Background: Although acute inferior myocardial infarction (MI) is usually regarded as being lower risk compared with acute anterior MI, right ventricular (RV) myocardial involvement (RVMI) may show an increased risk of cardiovascular (CV) morbidity and mortality in patients with inferior MI. CMR is ideal for assessing the RV because it allows comprehensive evaluation of cardiovascular morphology and physiology without most limitations that hinder alternative imaging modalities. Objectives: To evaluate the sensitivity of strain and strain rate of the RV using 2D speckle tracking echo and the neutrophil/ lymphocyte ratio (NLR) compared to cardiac MRI (CMR) as the gold standard among patients with inferior STEMI undergoing primary percutaneous coronary intervention (PCI). Methodology: 40 Patients with inferior MI who had primary PCI were included in the study; they were divided into two groups according to the RVEF using CMR. NLR was done in comparison to RVEF.Results: out of the 40 patients, 18 (45%) patients had RV dysfunction. 2D echocardiography was done for all patients, where fractional area change (FAC) in the RV dysfunction group appeared to be significantly reduced compared to the group without RV dysfunction (p value = 0.03).
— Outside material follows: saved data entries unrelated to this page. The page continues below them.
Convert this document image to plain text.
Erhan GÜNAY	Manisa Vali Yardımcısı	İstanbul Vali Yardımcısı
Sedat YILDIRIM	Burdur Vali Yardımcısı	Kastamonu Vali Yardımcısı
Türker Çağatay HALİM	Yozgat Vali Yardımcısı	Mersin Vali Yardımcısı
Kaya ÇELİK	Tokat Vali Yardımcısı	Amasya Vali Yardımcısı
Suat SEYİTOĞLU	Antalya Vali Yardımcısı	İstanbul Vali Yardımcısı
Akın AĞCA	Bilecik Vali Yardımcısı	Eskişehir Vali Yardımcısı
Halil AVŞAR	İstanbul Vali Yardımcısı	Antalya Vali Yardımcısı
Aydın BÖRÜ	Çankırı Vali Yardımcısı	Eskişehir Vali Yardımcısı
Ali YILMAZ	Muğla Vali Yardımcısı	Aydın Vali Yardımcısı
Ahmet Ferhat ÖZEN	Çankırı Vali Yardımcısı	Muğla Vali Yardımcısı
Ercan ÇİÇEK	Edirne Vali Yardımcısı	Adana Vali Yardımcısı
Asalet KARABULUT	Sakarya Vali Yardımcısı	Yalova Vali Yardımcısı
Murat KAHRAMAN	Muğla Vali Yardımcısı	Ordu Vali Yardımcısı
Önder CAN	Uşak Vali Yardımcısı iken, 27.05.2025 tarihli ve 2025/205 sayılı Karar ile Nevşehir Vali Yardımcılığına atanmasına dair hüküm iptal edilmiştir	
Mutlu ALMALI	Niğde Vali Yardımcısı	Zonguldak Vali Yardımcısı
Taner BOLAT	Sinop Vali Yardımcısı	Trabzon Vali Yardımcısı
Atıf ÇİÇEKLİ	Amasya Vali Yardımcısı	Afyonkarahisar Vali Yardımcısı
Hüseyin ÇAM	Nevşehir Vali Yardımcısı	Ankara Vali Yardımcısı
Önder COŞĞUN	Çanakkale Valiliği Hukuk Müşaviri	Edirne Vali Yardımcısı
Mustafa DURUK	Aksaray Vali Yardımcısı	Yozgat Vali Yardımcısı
In addition, RV longitudinal strain (LS) by speckle tracking echo was reduced with an average of 19.5 ± 3.9% in the RV dysfunction group.Both CMR- derived RV SV, and EF were lower among the RV dysfunction group, (26.8 ± 15.8) ml and (35.4 ± 6.9)% respectively, with large RV systolic volume, with a highly statistically significant difference in comparison to the other group (p value = 0.000). Complications, heart block was significantly higher in patients with RV dysfunction (p value = 0.008) as it occurred in 5 (27.8%) patients.N/L ratio for predicting RV dysfunction by CMR had a cut-off value of > 7.7 with low sensitivity (38.8%) and high specificity (77.3 %). In contrast, LS for predicting RV dysfunction by CMR had high sensitivity (83.3%) and high specificity (63.6%) with p value = 0.005.Conclusion: Our results showed that RV dysfunction in inferior MI is better detected using cardiac magnetic resonance imaging. In inferior STEMI patients who underwent primary PCI, NLR has low sensitivity but high specificity for predicting RVD when measured by cardiac MRI.